Today meant an early rise (5:30am) despite the beer… I mean jetlag telling me I didn’t really want to get up. We’d booked a coach trip to Ayuthaya, the old capital of Siam, and it picked up from the Davis at 6:30.

Once we were on the go, it was OK and the guide was informative and cheery is a little paranoid about tourists wandering off and missing the coach. Lots of trivia was learned, such as Bangkok meaning “City of Olives” (historically it was a major source of the fruit and oil), each day of the week in Thailand has a colour (the king is associated with yellow as he was born on a Monday)… that kind of thing. Our first stop was at one of the royal palaces and, boy, did it put Buck House to shame.

Similarly to Bangkok, architectural styles clashed everywhere. The king had certain parts built as he’d been to, say, Italy and liked their footbridges. Yet it all hangs together beautifully, with pagodas and dining halls and bedrooms and what looks like a lighthouse. The grounds are enormous and we really could have done with more time to walk around. Tim, Tracy and Sharon (Lou’s other cousin who’s in Thailand right now) visited an area we missed, and the ladies had to don sarongs to enter. The lakes were all full of fish and again, it was possible to hand over a few bhat to feed them. I suppose typically for a royal family, it shows how the “other half” live but it genuinely is much more impressive and better tended than the royal residences in the UK. Of course, I’ve grown up with them so they’re slightly old hat now!

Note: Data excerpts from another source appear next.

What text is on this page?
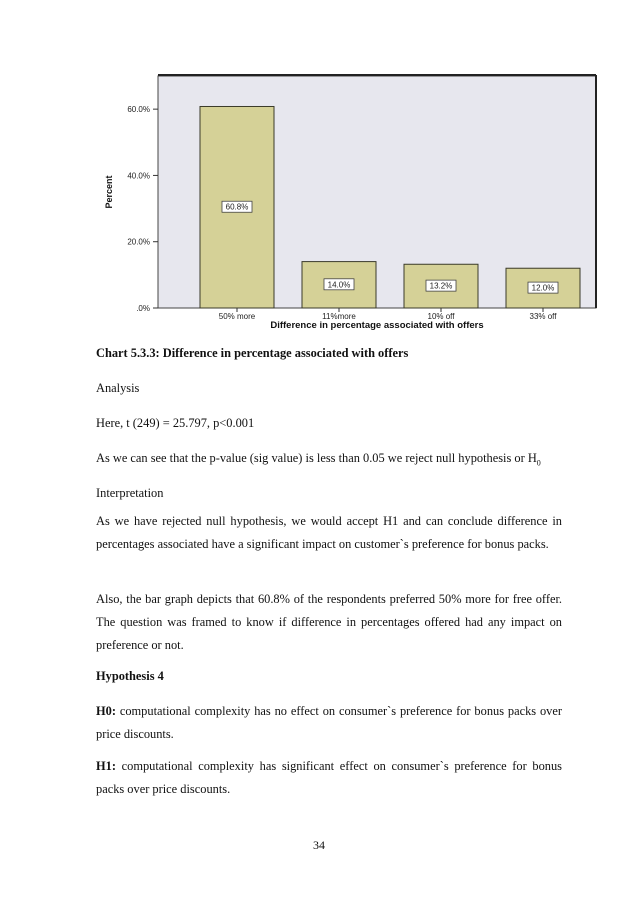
.0%
20.0%
40.0%
60.0%
60.8%
14.0%	13.2%	12.0%
50% more	11%more	10% off	33% off
Percent
Difference in percentage associated with offers

Chart 5.3.3: Difference in percentage associated with offers

Analysis

Here, t (249) = 25.797, p<0.001

As we can see that the p-value (sig value) is less than 0.05 we reject null hypothesis or $H_0$

Interpretation

As we have rejected null hypothesis, we would accept H1 and can conclude difference in percentages associated have a significant impact on customer`s preference for bonus packs.

Also, the bar graph depicts that 60.8% of the respondents preferred 50% more for free offer. The question was framed to know if difference in percentages offered had any impact on preference or not.

Hypothesis 4

H0: computational complexity has no effect on consumer`s preference for bonus packs over price discounts.

H1: computational complexity has significant effect on consumer`s preference for bonus packs over price discounts.

34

Next stop was Ayuthaya itself where we saw two sets of ruins (destroyed by the Burmese when they sacked the city 350 years ago), a temple and several elephants. And ate pomelo, which is some weird cross between grapefruit and orange. Kind of. It’s lovely anyway. Following on from great traditions worldwide, one of the temple rooms had bats in its belfry. Sadly, it was too dark inside to get decent pictures but I did avoid being pooped on.

Finally, we drove to the Chao Phaya river and sailed down it in a 3-level boat with lunch and do on provided. Very relaxing it was, too. Especially indoors with aircon! Tim, Tracey and Sharon went varying shaded of red on the sun loungers on the deck.

On our return we once again headed for The Barbican for dinner, then on to O’Reilley’s for some classic Irish muic for St Paddy’s night… a Thai Beatles cover band. They were good till they stopped for 15 minutes for a beer and failed to recover.

After much random taxiing and wandering we located another pub with a one-man acoustic guitar “band” belting out pretty much everything he knew. Huge crowd, great atmosphere, nightmare to get served. Just like home.

Much sleep was needed that night. Thankfully, Tiger Beer helped me drift off nicely.